Grand Prix de l’Age d’Or : Group C, le retour ! Histoire des 1000 km de Dijon

Group C

Inauguré le 26 mai 1972, le circuit de Dijon-Prenois est retenu pour le championnat du monde des marques 1973, une grande première marquée par le duel Matra-Ferrari. Au terme d’un affrontement somptueux, la paire Pescarolo-Larrousse s’impose au duo Ickx-Redman. C’est parti pour la légende.

En 1975 Alfa Romeo inscrit son nom au Livre d’Or grâce à Merzario-Laffite avant que Porsche ne monopolise les deux podiums 1976 avec Jochen Mass-Jacky Ickx que ce soit pour les Gr6 ou les Gr5. Malgré une instabilité dans les règlements, le palmarès reste de qualité puisqu’en 1977 c’est l’Alfa Romeo 33TT12 d’Arturo Merzario-Jean Pierre Jarier qui se montre la plus véloce.

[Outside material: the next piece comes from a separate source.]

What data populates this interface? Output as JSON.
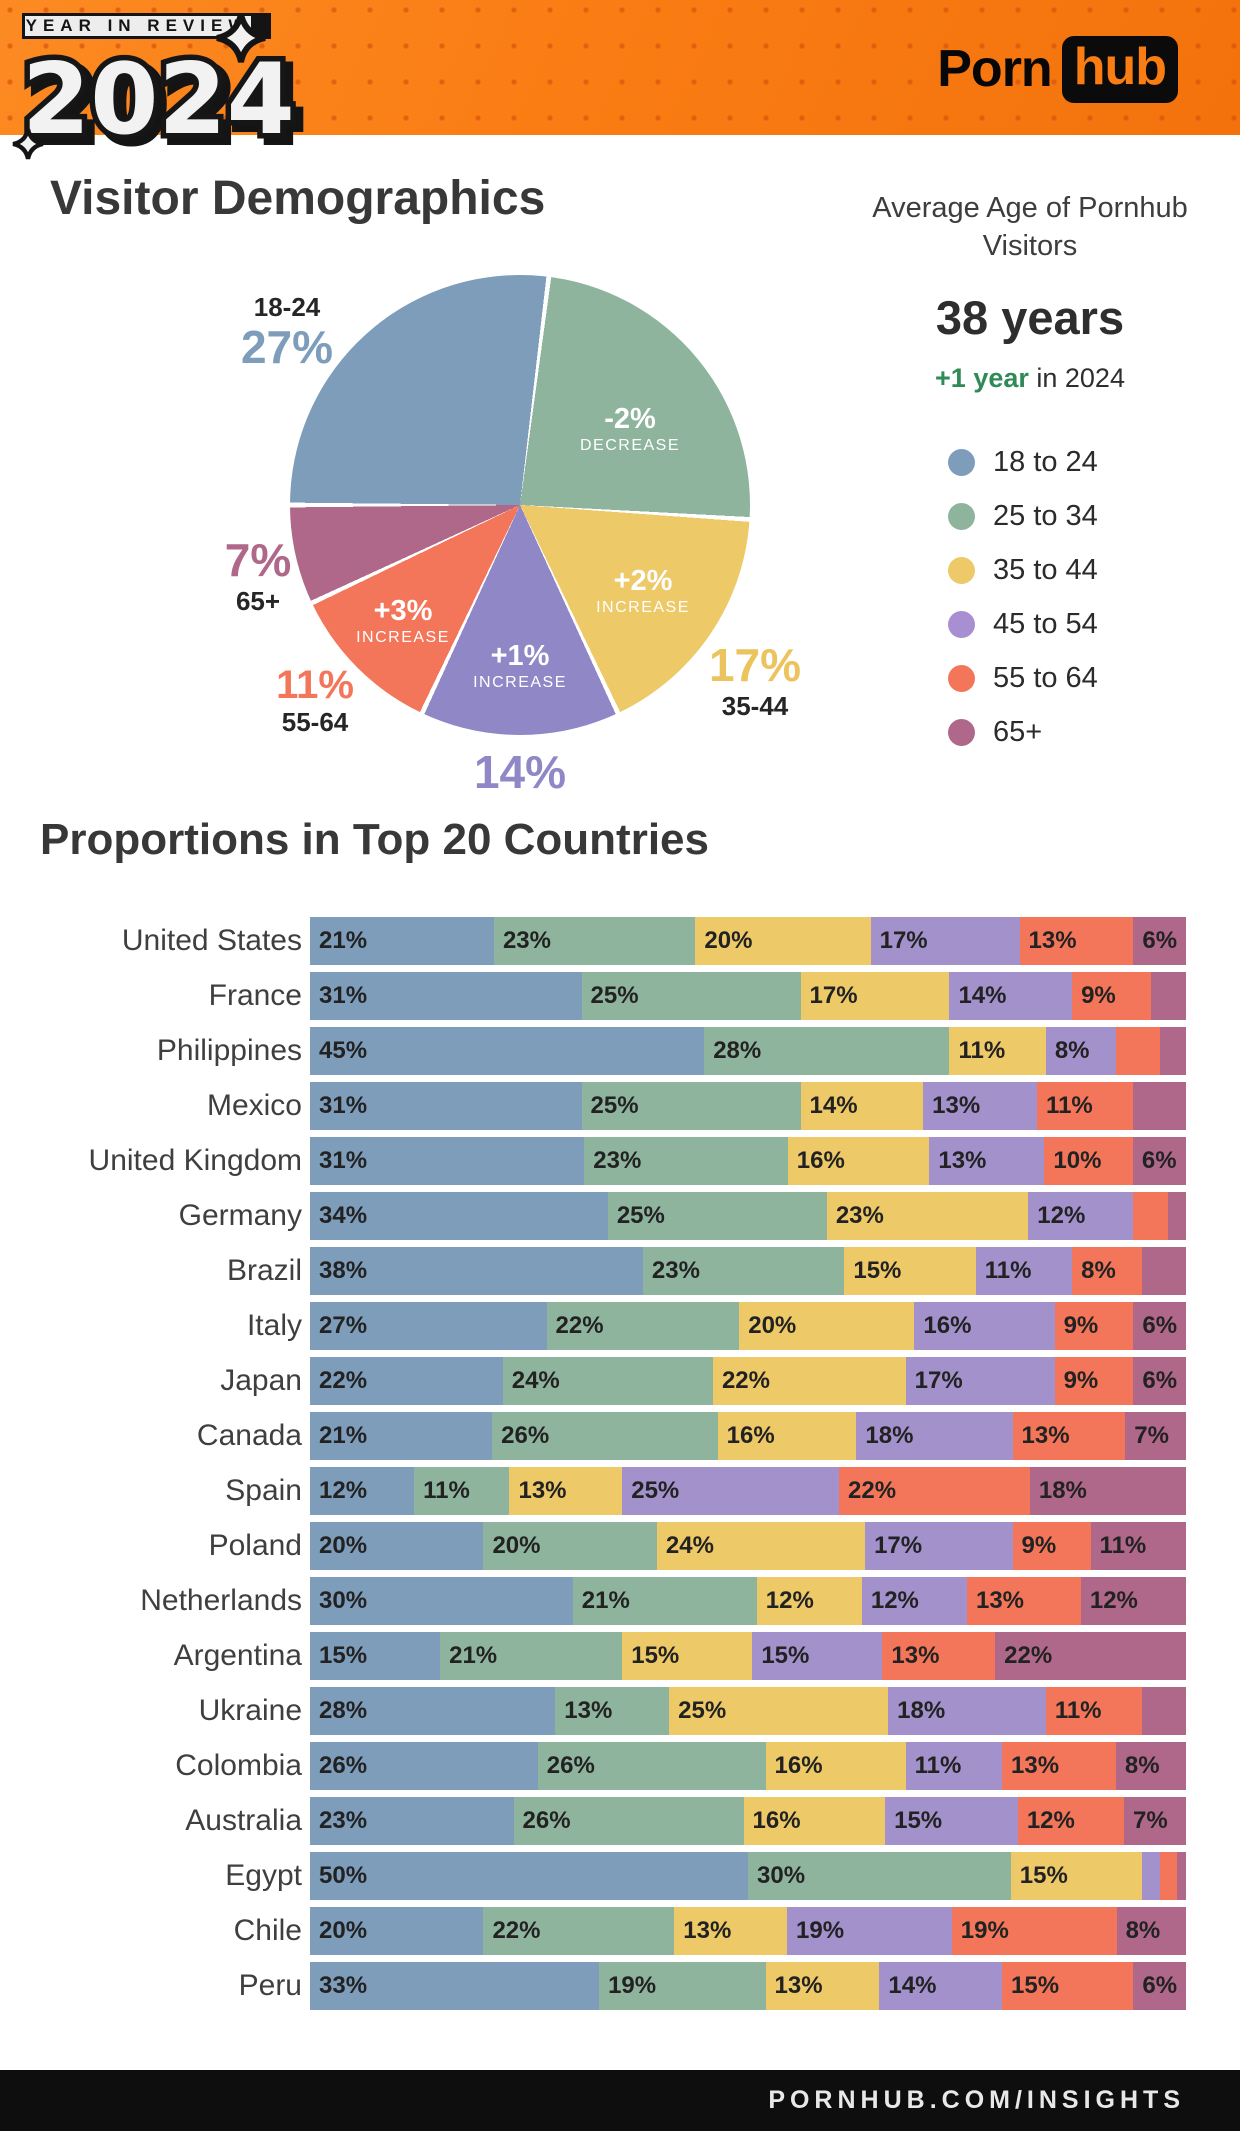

Pescarolo-Wollek en 1979, Joest-Merl-Ketterer en 79, Pescarolo-Barth en 1980, quelle que soit l’épreuve et la catégorie, les vainqueurs sont tous des grands noms du sport auto.

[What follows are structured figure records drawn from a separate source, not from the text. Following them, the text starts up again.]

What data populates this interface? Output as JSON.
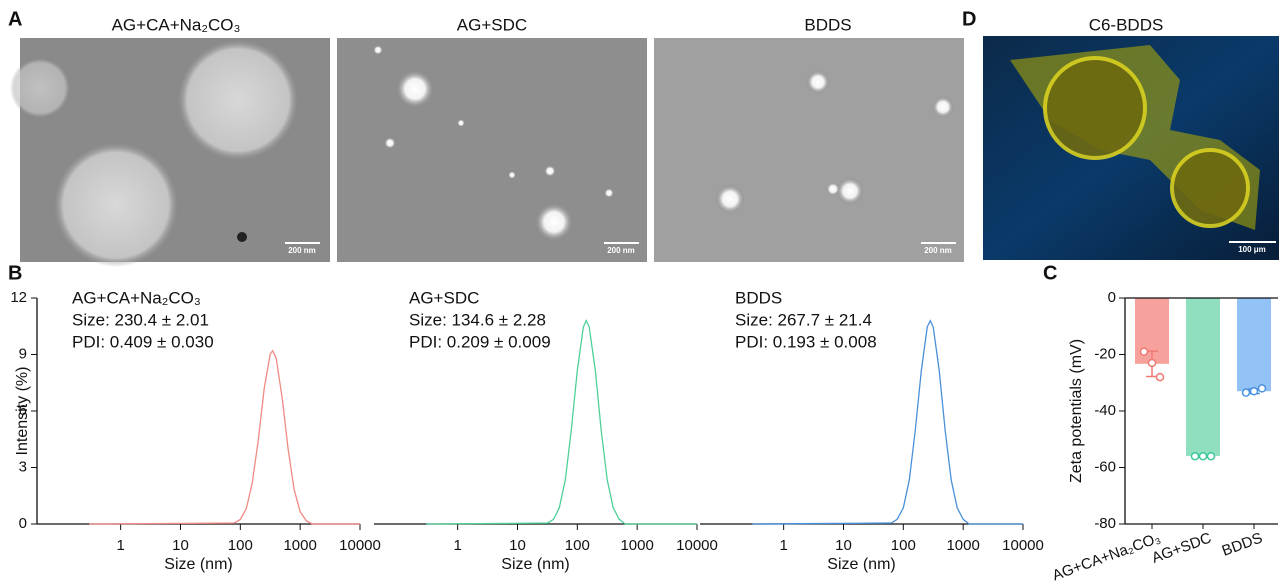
{
  "panels": [
    "A",
    "B",
    "C",
    "D"
  ],
  "images": [
    {
      "title": "AG+CA+Na₂CO₃",
      "scale_bar": "200 nm"
    },
    {
      "title": "AG+SDC",
      "scale_bar": "200 nm"
    },
    {
      "title": "BDDS",
      "scale_bar": "200 nm"
    },
    {
      "title": "C6-BDDS",
      "scale_bar": "100 μm"
    }
  ],
  "chart_data": [
    {
      "type": "line",
      "xscale": "log",
      "color": "#f08a84",
      "x": [
        0.3,
        79,
        100,
        126,
        158,
        200,
        251,
        316,
        347,
        398,
        501,
        631,
        794,
        1000,
        1259,
        1585,
        10000
      ],
      "values": [
        0,
        0.05,
        0.24,
        0.82,
        2.17,
        4.48,
        7.2,
        9.02,
        9.2,
        8.8,
        6.68,
        3.95,
        1.82,
        0.65,
        0.18,
        0,
        0
      ],
      "xlim": [
        0.04,
        10000
      ],
      "xticks": [
        1,
        10,
        100,
        1000,
        10000
      ],
      "ylim": [
        0,
        12
      ],
      "yticks": [
        0,
        3,
        6,
        9,
        12
      ],
      "xlabel": "Size (nm)",
      "ylabel": "Intensity (%)",
      "annotations": [
        "AG+CA+Na₂CO₃",
        "Size: 230.4 ± 2.01",
        "PDI: 0.409 ± 0.030"
      ]
    },
    {
      "type": "line",
      "xscale": "log",
      "color": "#4fcf98",
      "x": [
        0.3,
        32,
        40,
        50,
        63,
        79,
        100,
        126,
        141,
        158,
        200,
        251,
        316,
        398,
        501,
        631,
        10000
      ],
      "values": [
        0,
        0.05,
        0.25,
        0.86,
        2.34,
        4.95,
        8.15,
        10.46,
        10.8,
        10.46,
        8.15,
        4.95,
        2.34,
        0.86,
        0.25,
        0,
        0
      ],
      "xlim": [
        0.04,
        10000
      ],
      "xticks": [
        1,
        10,
        100,
        1000,
        10000
      ],
      "ylim": [
        0,
        12
      ],
      "xlabel": "Size (nm)",
      "annotations": [
        "AG+SDC",
        "Size: 134.6 ± 2.28",
        "PDI: 0.209 ± 0.009"
      ]
    },
    {
      "type": "line",
      "xscale": "log",
      "color": "#4a90d9",
      "x": [
        0.3,
        63,
        79,
        100,
        126,
        158,
        200,
        251,
        282,
        316,
        398,
        501,
        631,
        794,
        1000,
        1259,
        10000
      ],
      "values": [
        0,
        0.05,
        0.25,
        0.86,
        2.34,
        4.95,
        8.15,
        10.46,
        10.8,
        10.46,
        8.15,
        4.95,
        2.34,
        0.86,
        0.25,
        0,
        0
      ],
      "xlim": [
        0.04,
        10000
      ],
      "xticks": [
        1,
        10,
        100,
        1000,
        10000
      ],
      "ylim": [
        0,
        12
      ],
      "xlabel": "Size (nm)",
      "annotations": [
        "BDDS",
        "Size: 267.7 ± 21.4",
        "PDI: 0.193 ± 0.008"
      ]
    },
    {
      "type": "bar",
      "categories": [
        "AG+CA+Na₂CO₃",
        "AG+SDC",
        "BDDS"
      ],
      "values": [
        -23.3,
        -55.9,
        -33
      ],
      "errors": [
        4.5,
        0.3,
        0.8
      ],
      "points": [
        [
          -19,
          -23,
          -28
        ],
        [
          -56,
          -56,
          -56
        ],
        [
          -33.5,
          -33,
          -32
        ]
      ],
      "colors": [
        "#f6a19c",
        "#90e0c0",
        "#92c2f6"
      ],
      "point_colors": [
        "#ee7a74",
        "#3ec89c",
        "#4a92e2"
      ],
      "ylim": [
        -80,
        0
      ],
      "yticks": [
        0,
        -20,
        -40,
        -60,
        -80
      ],
      "ylabel": "Zeta potentials (mV)"
    }
  ]
}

Suit ensuite un ‘’ trou ‘’ de neuf saisons pour des raisons diverses, mais en 1989 le Groupe C passe enfin par Dijon-Prenois. Aston Martin, Nissan, Toyota, Mazda, Lancia, Cougar sont là espérant s’immiscer parmi les deux Jaguar XJR-9, les treize Porsche 962C, dont une CK6 et une 962 GTi et pourquoi pas rêver, les deux C9 Sauber qui bénéficient de l’appui de Mercedes-Benz. A l’issue d’un peu moins de trois heures de sprint, surprise puisque la victoire revient au Joest Racing grâce à Bob Wollek-Franck Jelinski ! Un résultat resté dans les annales de l’endurance.

L’année suivante, avec un plateau équivalent, Sauber prend sa revanche grâce à Jean-Louis Schlesser-Mauro Baldi qui devancent l’autre C11, celle de Jochen Mass-Michael Schumacher et la Nissan de Julian Bailey-Mark Blundell plus rapides que les deux Jaguar reléguées en 4ème et 5ème positions.

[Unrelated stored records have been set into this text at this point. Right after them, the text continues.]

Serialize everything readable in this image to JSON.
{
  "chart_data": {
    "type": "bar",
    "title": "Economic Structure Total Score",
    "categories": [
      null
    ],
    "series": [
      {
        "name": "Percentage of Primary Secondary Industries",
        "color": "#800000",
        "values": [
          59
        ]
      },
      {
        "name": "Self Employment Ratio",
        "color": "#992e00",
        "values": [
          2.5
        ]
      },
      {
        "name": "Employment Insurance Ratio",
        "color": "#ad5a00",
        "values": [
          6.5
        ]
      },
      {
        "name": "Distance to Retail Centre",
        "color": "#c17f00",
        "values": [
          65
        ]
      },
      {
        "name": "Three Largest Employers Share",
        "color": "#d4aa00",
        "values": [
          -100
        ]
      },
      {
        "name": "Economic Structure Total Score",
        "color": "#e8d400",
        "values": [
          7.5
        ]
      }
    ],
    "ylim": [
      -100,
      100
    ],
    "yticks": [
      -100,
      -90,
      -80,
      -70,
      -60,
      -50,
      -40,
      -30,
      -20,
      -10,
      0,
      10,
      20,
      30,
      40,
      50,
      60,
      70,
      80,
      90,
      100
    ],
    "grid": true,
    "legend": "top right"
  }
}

La mise sur pied d’un championnat pour des prototypes animés par des moteurs de 3500 cm3 ex-F1 va ensuite dénaturer l’endurance qui ne retrouve le chemin de la Bourgogne qu’en 1994 avec la série BPR et un surprenant doublé Venturi (Michel Ferté-Michel Neugarten vainqueurs). Dijon figure à nouveau au calendrier mondial en 1998 avec les GT1 (victoire d’une Mercedes CLK LM avec Ludwig-Zonta) avant que les sport-proto ne reprennent eux aussi la route de Dijon en 2002 avec le succès de la Dome des Néerlandais Jan Lammers-Val Hillebrand.

Un palmarès extraordinaire pour ce circuit de Dijon-Prenois qui fait également de la légende de la Formule 1 après le final d’anthologie signé en 1979 par Gilles Villeneuve et René Arnoux et la première victoire en Championnat du Monde deux ans plus tard par un certain Alain Prost.